Stockholders elected Class I director June Bray to serve until the 2029 annual meeting, approved an amendment to the certificate of incorporation authorizing a reverse stock split in a range from 1-for-10 to 1-for-100 at the board’s discretion, and ratified BDO USA, P.C. as independent registered accounting firm for the fiscal year ending December 31, 2026.
Stockholders also approved, on an advisory basis, the compensation of the company’s named executive officers and approved the potential adjournment or postponement of the annual meeting to permit further proxy solicitation if necessary.
Quince Therapeutics, Inc. received a Schedule 13G disclosing that Integrated Core Strategies (US) LLC, Millennium Management LLC, Millennium Group Management LLC and Israel A. Englander report shared beneficial ownership of common stock. The filing lists individual shared holdings around 1,403,580–1,403,697 shares, representing 7.2% of the class based on 19,559,257 shares outstanding.
The filing attributes the outstanding-share base to 16,300,740 shares outstanding as of May 4, 2026 plus 3,258,517 shares issued in connection with the Orphai Therapeutics acquisition.
Quince Therapeutics, Inc. has regained compliance with Nasdaq’s continued listing standards. Nasdaq staff reviewed the company’s Form 10-Q for the quarter ended March 31, 2026, which reported stockholders’ equity of $15,672,000, and determined that Quince now meets Nasdaq Listing Rule 5450(b)(1)(A).
This closes a prior deficiency notice issued on March 17, 2026, when Quince had failed to maintain a minimum market value of listed securities of $50,000,000 over 30 consecutive business days. Nasdaq has confirmed that the compliance matter is now closed and the company remains listed on the Nasdaq Global Select Market.
Quince Therapeutics, Inc. filed an amendment to its recent report to replace the LAM-001 Phase 2a press release exhibit and correct two pulmonary vascular resistance (PVR) percentages in the efficacy table from 35.3% and 28.1% to -35.3% and -28.1%. No other changes were made.
The updated Exhibit 99.2 describes a 24-week, 10-patient, open-label Phase 2a study of inhaled LAM-001 in pulmonary arterial hypertension and PH-ILD as add-on therapy. Among six evaluable patients, six-minute walk distance improved by 81.3 meters, with a 67.4-meter gain in the PH-ILD subgroup, alongside meaningful reductions in PVR, NT-proBNP and gains in lung function.
All evaluable patients improved from Functional Class III to II by Week 24, and LAM-001 was generally well tolerated on top of standard-of-care therapies. Based on these data, Quince plans a Phase 2b PH-ILD trial starting mid-2026 and additional Phase 2 studies in BOS and SAPH.
Quince Therapeutics completed the acquisition of Orphai Therapeutics in a stock‑for‑stock merger and simultaneously arranged a large private financing to refocus the company on rare pulmonary diseases. Orphai holders received 3,258,517 Quince common shares and 67,101.235 Series C non‑voting convertible preferred shares, plus options and replacement warrants.
The company agreed to sell 144,200.633 additional Series C preferred shares and Financing Warrants to purchase 72,100.322 Series C preferred shares for about $115 million upfront and up to roughly $72 million more if the warrants are fully exercised.
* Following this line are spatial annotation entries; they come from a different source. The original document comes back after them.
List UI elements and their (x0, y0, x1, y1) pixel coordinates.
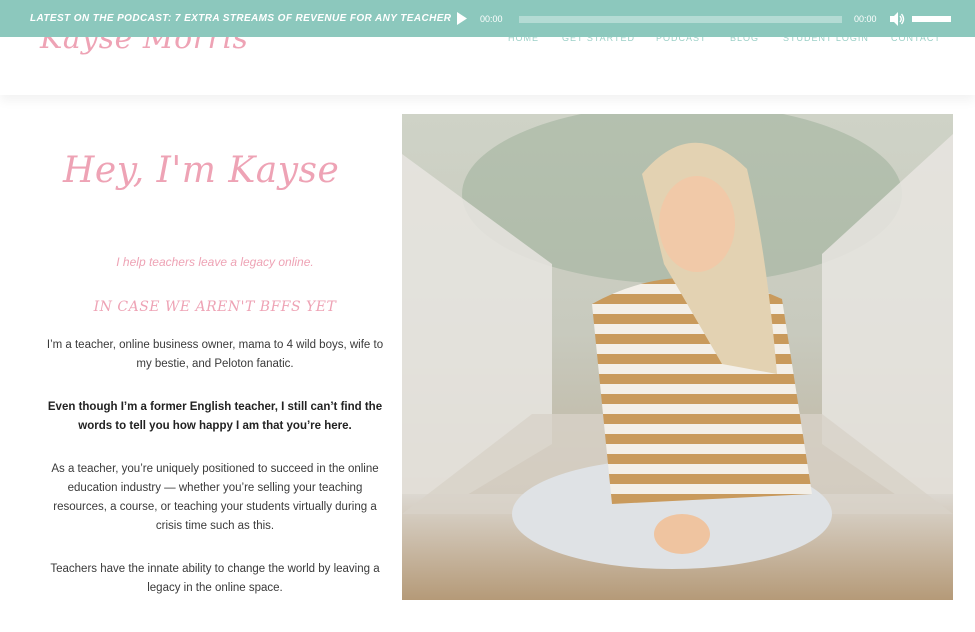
portrait-photo (402, 114, 953, 600)
audio-progress-bar[interactable] (519, 16, 842, 23)
intro-paragraph: Teachers have the innate ability to chan… (50, 563, 380, 594)
site-header: Kayse Morris HOME GET STARTED PODCAST BL… (0, 21, 975, 95)
current-time: 00:00 (480, 14, 503, 24)
total-time: 00:00 (854, 14, 877, 24)
intro-title: Hey, I'm Kayse (63, 150, 340, 191)
podcast-latest-label[interactable]: LATEST ON THE PODCAST: 7 EXTRA STREAMS O… (30, 13, 451, 24)
intro-tagline: I help teachers leave a legacy online. (116, 255, 314, 269)
intro-paragraph-bold: Even though I’m a former English teacher… (47, 401, 383, 432)
speaker-icon[interactable] (890, 12, 905, 26)
intro-subheading: In case we aren't BFFs yet (93, 299, 337, 315)
volume-slider[interactable] (912, 16, 951, 22)
podcast-bar: LATEST ON THE PODCAST: 7 EXTRA STREAMS O… (0, 0, 975, 37)
intro-paragraph: I’m a teacher, online business owner, ma… (46, 339, 384, 370)
intro-paragraph: As a teacher, you’re uniquely positioned… (51, 463, 379, 532)
play-icon[interactable] (456, 12, 468, 25)
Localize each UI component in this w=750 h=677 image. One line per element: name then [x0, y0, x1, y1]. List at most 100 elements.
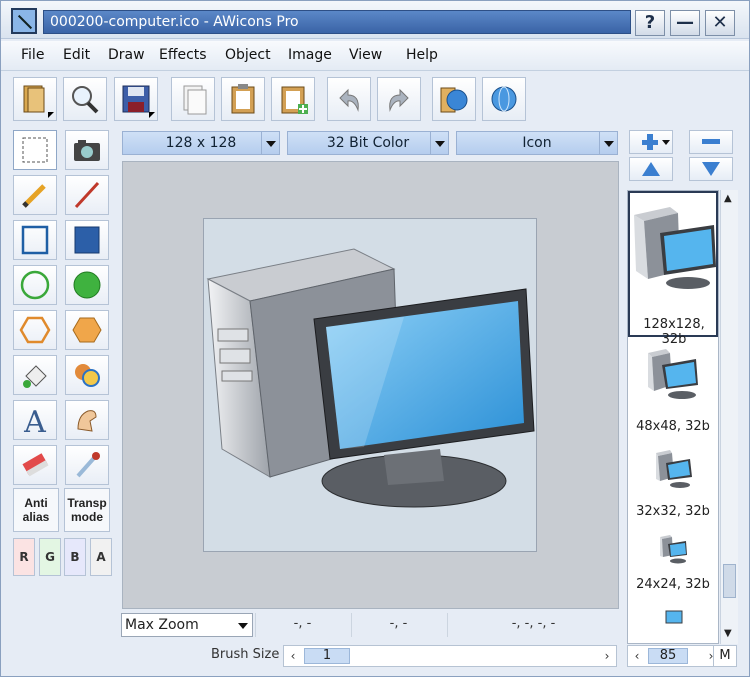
brush-size-slider[interactable]: ‹ 1 › [283, 645, 617, 667]
editor-canvas[interactable] [122, 161, 619, 609]
remove-format-button[interactable] [689, 130, 733, 154]
minimize-button[interactable]: — [670, 10, 700, 36]
format-item-48[interactable]: 48x48, 32b [628, 345, 718, 437]
paste-button[interactable] [221, 77, 265, 121]
menu-effects[interactable]: Effects [159, 47, 207, 63]
channel-r-toggle[interactable]: R [13, 538, 35, 576]
filled-ellipse-tool[interactable] [65, 265, 109, 305]
transparency-mode-toggle[interactable]: Transp mode [64, 488, 110, 532]
channel-b-toggle[interactable]: B [64, 538, 86, 576]
selection-rect-icon [22, 137, 48, 163]
circle-filled-icon [73, 271, 101, 299]
image-type-combo[interactable]: Icon [456, 131, 618, 155]
brush-size-label: Brush Size [211, 647, 280, 662]
open-icon [23, 85, 45, 113]
menu-file[interactable]: File [21, 47, 44, 63]
format-item-label: 32x32, 32b [636, 504, 710, 519]
size-combo[interactable]: 128 x 128 [122, 131, 280, 155]
capture-tool[interactable] [65, 130, 109, 170]
fill-tool[interactable] [13, 355, 57, 395]
chevron-down-icon [238, 623, 248, 629]
icon-preview [203, 218, 537, 552]
close-button[interactable]: ✕ [705, 10, 735, 36]
chevron-left-icon[interactable]: ‹ [284, 646, 302, 666]
move-format-up-button[interactable] [629, 157, 673, 181]
eyedropper-tool[interactable] [65, 445, 109, 485]
menu-draw[interactable]: Draw [108, 47, 145, 63]
format-item-label: 24x24, 32b [636, 577, 710, 592]
scrollbar-thumb[interactable] [723, 564, 736, 598]
app-window: 000200-computer.ico - AWicons Pro ? — ✕ … [0, 0, 750, 677]
pencil-tool[interactable] [13, 175, 57, 215]
eraser-tool[interactable] [13, 445, 57, 485]
menu-help[interactable]: Help [406, 47, 438, 63]
eyedropper-icon [76, 452, 100, 478]
format-list[interactable]: 128x128, 32b 48x48, 32b 32x32, 32b 24x24… [627, 190, 719, 644]
color-depth-combo[interactable]: 32 Bit Color [287, 131, 449, 155]
ellipse-tool[interactable] [13, 265, 57, 305]
text-tool[interactable]: A [13, 400, 57, 440]
globe-button[interactable] [482, 77, 526, 121]
format-item-128[interactable]: 128x128, 32b [628, 191, 718, 347]
menu-view[interactable]: View [349, 47, 382, 63]
rectangle-tool[interactable] [13, 220, 57, 260]
polygon-tool[interactable] [13, 310, 57, 350]
size-combo-value: 128 x 128 [165, 135, 237, 151]
zoom-combo-value: Max Zoom [125, 617, 199, 633]
globe-book-button[interactable] [432, 77, 476, 121]
zoom-button[interactable] [63, 77, 107, 121]
format-item-32[interactable]: 32x32, 32b [628, 447, 718, 527]
circle-outline-icon [20, 270, 50, 300]
open-button[interactable] [13, 77, 57, 121]
line-tool[interactable] [65, 175, 109, 215]
copy-icon [183, 85, 207, 115]
save-button[interactable] [114, 77, 158, 121]
menu-edit[interactable]: Edit [63, 47, 90, 63]
list-size-thumb[interactable]: 85 [648, 648, 688, 664]
format-list-scrollbar[interactable]: ▲ ▼ [720, 190, 738, 644]
anti-alias-toggle[interactable]: Anti alias [13, 488, 59, 532]
status-color-value: -, -, -, - [447, 613, 619, 637]
format-item-label: 128x128, 32b [643, 317, 705, 347]
help-button[interactable]: ? [635, 10, 665, 36]
zoom-icon [72, 86, 99, 114]
color-replace-tool[interactable] [65, 355, 109, 395]
filled-polygon-tool[interactable] [65, 310, 109, 350]
list-size-slider[interactable]: ‹ 85 › [627, 645, 721, 667]
menu-object[interactable]: Object [225, 47, 271, 63]
paste-new-button[interactable] [271, 77, 315, 121]
add-format-button[interactable] [629, 130, 673, 154]
chevron-up-icon[interactable]: ▲ [724, 193, 732, 204]
brush-size-thumb[interactable]: 1 [304, 648, 350, 664]
svg-text:A: A [23, 405, 46, 439]
rectangle-filled-icon [74, 226, 100, 254]
eraser-icon [22, 453, 49, 477]
channel-g-toggle[interactable]: G [39, 538, 61, 576]
list-mode-button[interactable]: M [713, 645, 737, 667]
rectangle-outline-icon [21, 225, 49, 255]
zoom-combo[interactable]: Max Zoom [121, 613, 253, 637]
chevron-right-icon[interactable]: › [598, 646, 616, 666]
status-cursor-position: -, - [255, 613, 349, 637]
window-title: 000200-computer.ico - AWicons Pro [43, 10, 631, 34]
undo-icon [339, 88, 359, 112]
move-format-down-button[interactable] [689, 157, 733, 181]
format-item-24[interactable]: 24x24, 32b [628, 531, 718, 601]
filled-rectangle-tool[interactable] [65, 220, 109, 260]
computer-thumbnail-icon [634, 207, 716, 289]
color-replace-icon [75, 364, 100, 387]
smudge-tool[interactable] [65, 400, 109, 440]
finger-icon [77, 410, 97, 432]
undo-button[interactable] [327, 77, 371, 121]
computer-thumbnail-icon [665, 610, 683, 624]
chevron-down-icon[interactable]: ▼ [724, 628, 732, 639]
menu-image[interactable]: Image [288, 47, 332, 63]
arrow-down-icon [702, 162, 720, 176]
chevron-left-icon[interactable]: ‹ [628, 646, 646, 666]
copy-button[interactable] [171, 77, 215, 121]
select-tool[interactable] [13, 130, 57, 170]
channel-a-toggle[interactable]: A [90, 538, 112, 576]
redo-icon [389, 88, 409, 112]
format-item-16[interactable] [628, 607, 718, 631]
redo-button[interactable] [377, 77, 421, 121]
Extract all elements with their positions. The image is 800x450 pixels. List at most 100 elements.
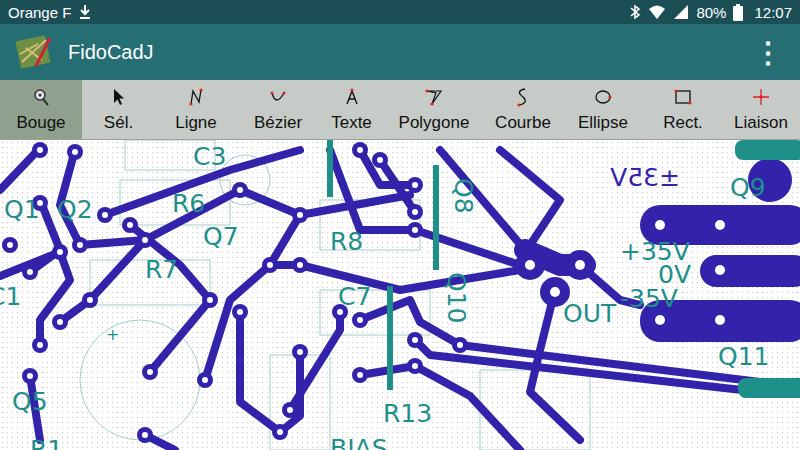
large-pad[interactable] (705, 210, 735, 240)
pad[interactable] (202, 292, 218, 308)
large-pad[interactable] (705, 305, 735, 335)
component-label[interactable]: Q7 (203, 222, 239, 251)
battery-icon (733, 4, 743, 21)
component-label[interactable]: R6 (172, 189, 205, 218)
component-label[interactable]: C3 (193, 142, 226, 171)
pad[interactable] (32, 337, 48, 353)
tool-button[interactable]: Polygone (384, 80, 484, 139)
smd-pad[interactable] (738, 378, 800, 398)
pad[interactable] (352, 142, 368, 158)
component-label[interactable]: C1 (0, 282, 21, 311)
pad[interactable] (352, 367, 368, 383)
pad[interactable] (292, 207, 308, 223)
pad[interactable] (137, 427, 153, 443)
pad[interactable] (197, 372, 213, 388)
pad[interactable] (292, 344, 308, 360)
component-label[interactable]: Q11 (718, 342, 770, 371)
tool-button[interactable]: Bouge (0, 80, 82, 139)
trace[interactable] (290, 312, 340, 410)
tool-label: Liaison (734, 113, 788, 133)
pcb-drawing[interactable]: C3Q1Q2R6Q7R8Q8R7C1C7Q10OUT+35V0V-35VQ11Q… (0, 140, 800, 450)
pad[interactable] (232, 304, 248, 320)
pad[interactable] (2, 237, 18, 253)
component-label[interactable]: Q10 (442, 272, 471, 324)
tool-button[interactable]: Rect. (644, 80, 722, 139)
pad[interactable] (142, 364, 158, 380)
pad[interactable] (372, 152, 388, 168)
fidocadj-logo-icon (16, 34, 52, 70)
component-label[interactable]: BIAS (330, 434, 388, 450)
pad[interactable] (407, 332, 423, 348)
tool-label: Ellipse (578, 113, 628, 133)
component-label[interactable]: -35V (620, 284, 678, 313)
pad[interactable] (52, 314, 68, 330)
canvas-background (0, 140, 800, 450)
pad[interactable] (452, 337, 468, 353)
component-label[interactable]: Q5 (12, 387, 48, 416)
large-pad[interactable] (515, 250, 545, 280)
pad[interactable] (97, 207, 113, 223)
trace[interactable] (130, 225, 210, 372)
trace[interactable] (500, 150, 560, 245)
component-label[interactable]: Q9 (730, 173, 766, 202)
component-label[interactable]: ±35V (610, 163, 680, 192)
tool-button[interactable]: Ellipse (562, 80, 644, 139)
grid (0, 140, 800, 450)
trace[interactable] (240, 312, 300, 432)
smd-pad[interactable] (735, 140, 800, 160)
pad[interactable] (282, 402, 298, 418)
pad[interactable] (137, 232, 153, 248)
tool-button[interactable]: Liaison (722, 80, 800, 139)
wifi-icon (648, 4, 666, 20)
pad[interactable] (122, 217, 138, 233)
large-pad[interactable] (565, 250, 595, 280)
tool-button[interactable]: Ligne (155, 80, 237, 139)
component-label[interactable]: Q2 (57, 195, 93, 224)
tool-button[interactable]: Courbe (484, 80, 562, 139)
pad[interactable] (82, 292, 98, 308)
component-bar (327, 140, 333, 197)
component-label[interactable]: Q1 (4, 195, 40, 224)
component-label[interactable]: R13 (383, 399, 432, 428)
pad[interactable] (407, 177, 423, 193)
pad[interactable] (292, 257, 308, 273)
download-icon (78, 4, 92, 20)
pad[interactable] (22, 368, 38, 384)
copper-traces (0, 148, 800, 450)
rectangle-icon (673, 87, 693, 107)
pad[interactable] (352, 312, 368, 328)
component-label[interactable]: + (106, 325, 119, 344)
power-pad[interactable] (700, 255, 800, 287)
large-pad[interactable] (645, 210, 675, 240)
select-arrow-icon (109, 87, 129, 107)
tool-button[interactable]: Texte (319, 80, 384, 139)
pad[interactable] (407, 222, 423, 238)
tool-label: Ligne (175, 113, 217, 133)
tool-label: Bézier (254, 113, 302, 133)
pad[interactable] (32, 142, 48, 158)
component-label[interactable]: R8 (330, 227, 363, 256)
component-label[interactable]: R1 (30, 435, 63, 450)
text-icon (342, 87, 362, 107)
component-label[interactable]: OUT (563, 299, 617, 328)
pad[interactable] (407, 358, 423, 374)
app-screen: Orange F80%12:07FidoCadJ⋮BougeSél.LigneB… (0, 0, 800, 450)
pad[interactable] (407, 204, 423, 220)
tool-button[interactable]: Bézier (237, 80, 319, 139)
overflow-menu-button[interactable]: ⋮ (748, 36, 788, 69)
large-pad[interactable] (705, 255, 735, 285)
component-bar (433, 165, 439, 270)
pad[interactable] (22, 264, 38, 280)
pad[interactable] (52, 244, 68, 260)
component-label[interactable]: R7 (145, 255, 178, 284)
pad[interactable] (262, 257, 278, 273)
pad[interactable] (67, 144, 83, 160)
pad[interactable] (232, 182, 248, 198)
pad[interactable] (72, 237, 88, 253)
tool-button[interactable]: Sél. (82, 80, 155, 139)
tool-label: Sél. (104, 113, 133, 133)
component-label[interactable]: Q8 (449, 178, 478, 214)
component-label[interactable]: C7 (338, 282, 371, 311)
pad[interactable] (272, 424, 288, 440)
drawing-canvas[interactable]: C3Q1Q2R6Q7R8Q8R7C1C7Q10OUT+35V0V-35VQ11Q… (0, 140, 800, 450)
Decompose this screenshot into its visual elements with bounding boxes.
After the deal and Financing, Quince pre‑transaction holders would own about 6.9% of common stock, Orphai holders 31.9%, and new investors 61.2% on a fully diluted basis, while management expects cash runway through the end of 2028 to advance LAM‑001 through multiple Phase 2 milestones.
Quince Therapeutics ownership update: Nantahala Capital Management, LLC and its managing members, Wilmot B. Harkey and Daniel Mack, report beneficial ownership of 4,528,302 shares of common stock, representing 7.52% of shares outstanding as of March 31, 2026. The reported shares include 4,528,302 shares that may be acquired within sixty days through the exercise of convertible securities.